Grâce à cette artillerie à longue portée (ndlr: les Ukrainiens ont déjà surnommé le système HIMARS "longue main"), Kiev a d'ailleurs récemment réussi à plusieurs reprises à toucher des dépôts de munitions russes derrière leurs lignes. A l'inverse, Moscou cherche activement ces dispositifs afin de les anéantir.

Une victoire à la Pyrrhus?

Pour l'instant, l'armée russe et les séparatistes gardent toutefois la main dans le Donbass. La majorité des rapports concluent qu'à terme Moscou devrait prendre possession de l'ensemble de la région.
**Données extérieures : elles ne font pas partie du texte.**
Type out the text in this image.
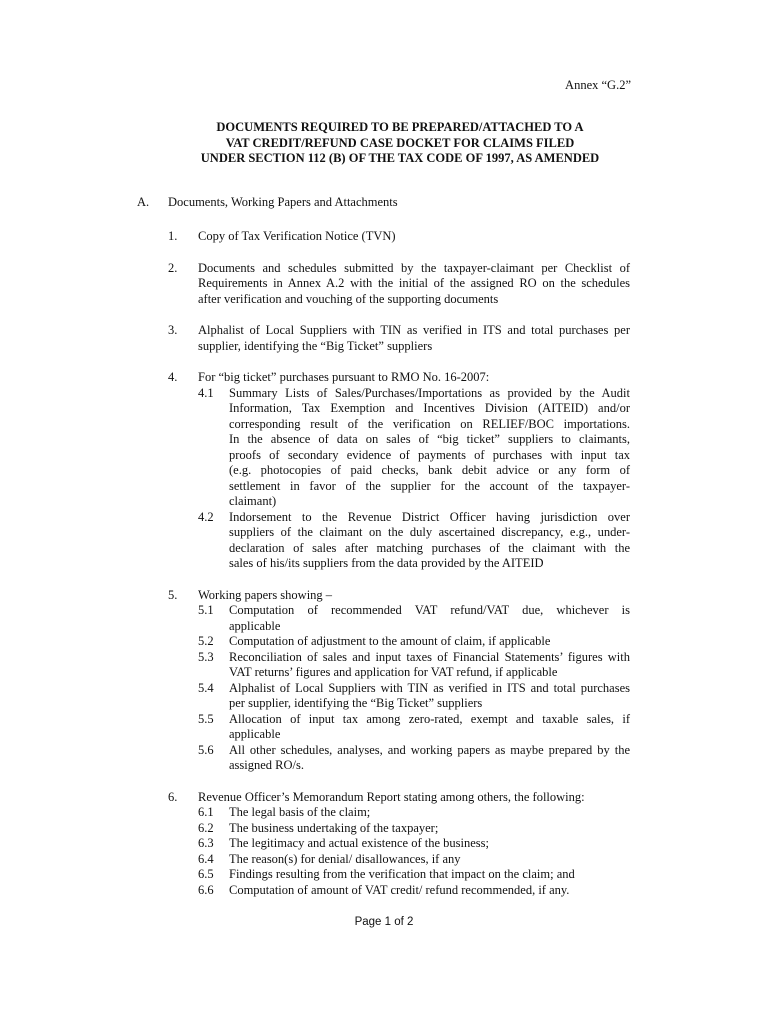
Annex “G.2”
DOCUMENTS REQUIRED TO BE PREPARED/ATTACHED TO A
VAT CREDIT/REFUND CASE DOCKET FOR CLAIMS FILED
UNDER SECTION 112 (B) OF THE TAX CODE OF 1997, AS AMENDED
A. Documents, Working Papers and Attachments
1. Copy of Tax Verification Notice (TVN)
2. Documents and schedules submitted by the taxpayer-claimant per Checklist of
Requirements in Annex A.2 with the initial of the assigned RO on the schedules
after verification and vouching of the supporting documents
3. Alphalist of Local Suppliers with TIN as verified in ITS and total purchases per
supplier, identifying the “Big Ticket” suppliers
4. For “big ticket” purchases pursuant to RMO No. 16-2007:
4.1 Summary Lists of Sales/Purchases/Importations as provided by the Audit
Information, Tax Exemption and Incentives Division (AITEID) and/or
corresponding result of the verification on RELIEF/BOC importations.
In the absence of data on sales of “big ticket” suppliers to claimants,
proofs of secondary evidence of payments of purchases with input tax
(e.g. photocopies of paid checks, bank debit advice or any form of
settlement in favor of the supplier for the account of the taxpayer-
claimant)
4.2 Indorsement to the Revenue District Officer having jurisdiction over
suppliers of the claimant on the duly ascertained discrepancy, e.g., under-
declaration of sales after matching purchases of the claimant with the
sales of his/its suppliers from the data provided by the AITEID
5. Working papers showing –
5.1 Computation of recommended VAT refund/VAT due, whichever is
applicable
5.2 Computation of adjustment to the amount of claim, if applicable
5.3 Reconciliation of sales and input taxes of Financial Statements’ figures with
VAT returns’ figures and application for VAT refund, if applicable
5.4 Alphalist of Local Suppliers with TIN as verified in ITS and total purchases
per supplier, identifying the “Big Ticket” suppliers
5.5 Allocation of input tax among zero-rated, exempt and taxable sales, if
applicable
5.6 All other schedules, analyses, and working papers as maybe prepared by the
assigned RO/s.
6. Revenue Officer’s Memorandum Report stating among others, the following:
6.1 The legal basis of the claim;
6.2 The business undertaking of the taxpayer;
6.3 The legitimacy and actual existence of the business;
6.4 The reason(s) for denial/ disallowances, if any
6.5 Findings resulting from the verification that impact on the claim; and
6.6 Computation of amount of VAT credit/ refund recommended, if any.
Page 1 of 2
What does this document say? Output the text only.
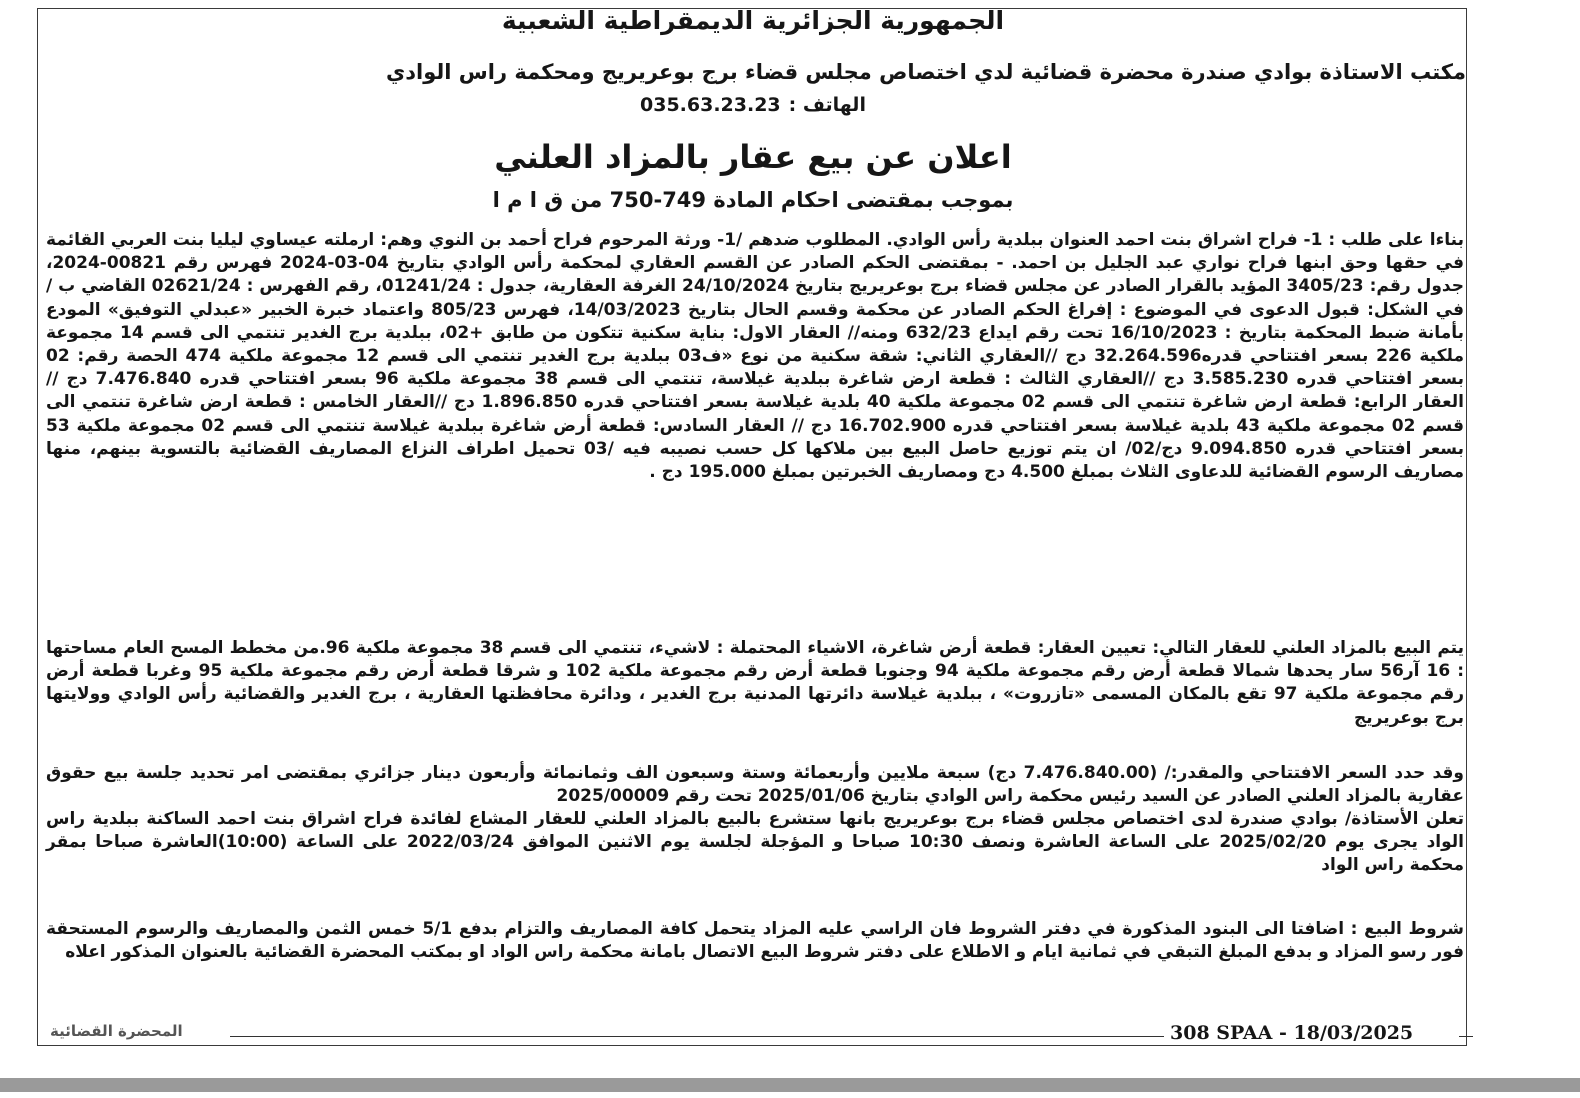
الجمهورية الجزائرية الديمقراطية الشعبية
مكتب الاستاذة بوادي صندرة محضرة قضائية لدي اختصاص مجلس قضاء برج بوعريريج ومحكمة راس الوادي
الهاتف :035.63.23.23
اعلان عن بيع عقار بالمزاد العلني
بموجب بمقتضى احكام المادة 749-750 من ق ا م ا
بناءا على طلب : 1- فراح اشراق بنت احمد العنوان ببلدية رأس الوادي. المطلوب ضدهم /1- ورثة المرحوم فراح أحمد بن النوي وهم: ارملته عيساوي ليليا بنت العربي القائمة في حقها وحق ابنها فراح نواري عبد الجليل بن احمد. - بمقتضى الحكم الصادر عن القسم العقاري لمحكمة رأس الوادي بتاريخ 04-03-2024 فهرس رقم 00821-2024، جدول رقم: 3405/23 المؤيد بالقرار الصادر عن مجلس قضاء برج بوعريريج بتاريخ 24/10/2024 الغرفة العقارية، جدول : 01241/24، رقم الفهرس : 02621/24 القاضي ب / في الشكل: قبول الدعوى في الموضوع : إفراغ الحكم الصادر عن محكمة وقسم الحال بتاريخ 14/03/2023، فهرس 805/23 واعتماد خبرة الخبير «عبدلي التوفيق» المودع بأمانة ضبط المحكمة بتاريخ : 16/10/2023 تحت رقم ايداع 632/23 ومنه// العقار الاول: بناية سكنية تتكون من طابق +02، ببلدية برج الغدير تنتمي الى قسم 14 مجموعة ملكية 226 بسعر افتتاحي قدره32.264.596 دج //العقاري الثاني: شقة سكنية من نوع «ف03 ببلدية برج الغدير تنتمي الى قسم 12 مجموعة ملكية 474 الحصة رقم: 02 بسعر افتتاحي قدره 3.585.230 دج //العقاري الثالث : قطعة ارض شاغرة ببلدية غيلاسة، تنتمي الى قسم 38 مجموعة ملكية 96 بسعر افتتاحي قدره 7.476.840 دج // العقار الرابع: قطعة ارض شاغرة تنتمي الى قسم 02 مجموعة ملكية 40 بلدية غيلاسة بسعر افتتاحي قدره 1.896.850 دج //العقار الخامس : قطعة ارض شاغرة تنتمي الى قسم 02 مجموعة ملكية 43 بلدية غيلاسة بسعر افتتاحي قدره 16.702.900 دج // العقار السادس: قطعة أرض شاغرة ببلدية غيلاسة تنتمي الى قسم 02 مجموعة ملكية 53 بسعر افتتاحي قدره 9.094.850 دج/02/ ان يتم توزيع حاصل البيع بين ملاكها كل حسب نصيبه فيه /03 تحميل اطراف النزاع المصاريف القضائية بالتسوية بينهم، منها مصاريف الرسوم القضائية للدعاوى الثلاث بمبلغ 4.500 دج ومصاريف الخبرتين بمبلغ 195.000 دج .
يتم البيع بالمزاد العلني للعقار التالي: تعيين العقار: قطعة أرض شاغرة، الاشياء المحتملة : لاشيء، تنتمي الى قسم 38 مجموعة ملكية 96.من مخطط المسح العام مساحتها : 16 آر56 سار يحدها شمالا قطعة أرض رقم مجموعة ملكية 94 وجنوبا قطعة أرض رقم مجموعة ملكية 102 و شرقا قطعة أرض رقم مجموعة ملكية 95 وغربا قطعة أرض رقم مجموعة ملكية 97 تقع بالمكان المسمى «تازروت» ، ببلدية غيلاسة دائرتها المدنية برج الغدير ، ودائرة محافظتها العقارية ، برج الغدير والقضائية رأس الوادي وولايتها برج بوعريريج
وقد حدد السعر الافتتاحي والمقدر:/ (7.476.840.00 دج) سبعة ملايين وأربعمائة وستة وسبعون الف وثمانمائة وأربعون دينار جزائري بمقتضى امر تحديد جلسة بيع حقوق عقارية بالمزاد العلني الصادر عن السيد رئيس محكمة راس الوادي بتاريخ 2025/01/06 تحت رقم 2025/00009
تعلن الأستاذة/ بوادي صندرة لدى اختصاص مجلس قضاء برج بوعريريج بانها ستشرع بالبيع بالمزاد العلني للعقار المشاع لفائدة فراح اشراق بنت احمد الساكنة ببلدية راس الواد يجرى يوم 2025/02/20 على الساعة العاشرة ونصف 10:30 صباحا و المؤجلة لجلسة يوم الاثنين الموافق 2022/03/24 على الساعة (10:00)العاشرة صباحا بمقر محكمة راس الواد
شروط البيع : اضافتا الى البنود المذكورة في دفتر الشروط فان الراسي عليه المزاد يتحمل كافة المصاريف والتزام بدفع 5/1 خمس الثمن والمصاريف والرسوم المستحقة فور رسو المزاد و بدفع المبلغ التبقي في ثمانية ايام و الاطلاع على دفتر شروط البيع الاتصال بامانة محكمة راس الواد او بمكتب المحضرة القضائية بالعنوان المذكور اعلاه
المحضرة القضائية	308 SPAA - 18/03/2025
Mais les coûts se seront avérés extrêmement élevés pour le Kremlin. En termes de vies humaines mais aussi de matériel de base et de munitions. Certains imaginent déjà que l'armée sera ensuite dans l'obligation d'effectuer une pause opérationnelle, afin de reposer ses troupes et de recomposer ses stocks.

L'immense majorité des villes conquises sont par ailleurs des champs de ruines, que la plupart des habitants à l'exception d'une minorité encore favorable à la Russie, ont déjà quittées. Déjà fortement en déclin avant le début de la guerre, le Donbass en sortira encore appauvri. Il faudra alors à Moscou d'immenses ressources pour relancer l'activité dans la région, sans compter la possibilité, à un moment ou à un autre, de contre-offensives ukrainiennes.

Si la victoire se confirme, elle sera donc avant tout symbolique pour Vladimir Poutine. En reprenant cette région riche en minéraux et frontalière de la Russie, il pourra continuer à mettre en avant le récit principal qu'il a utilisé pour justifier son invasion, la protection des populations russophones.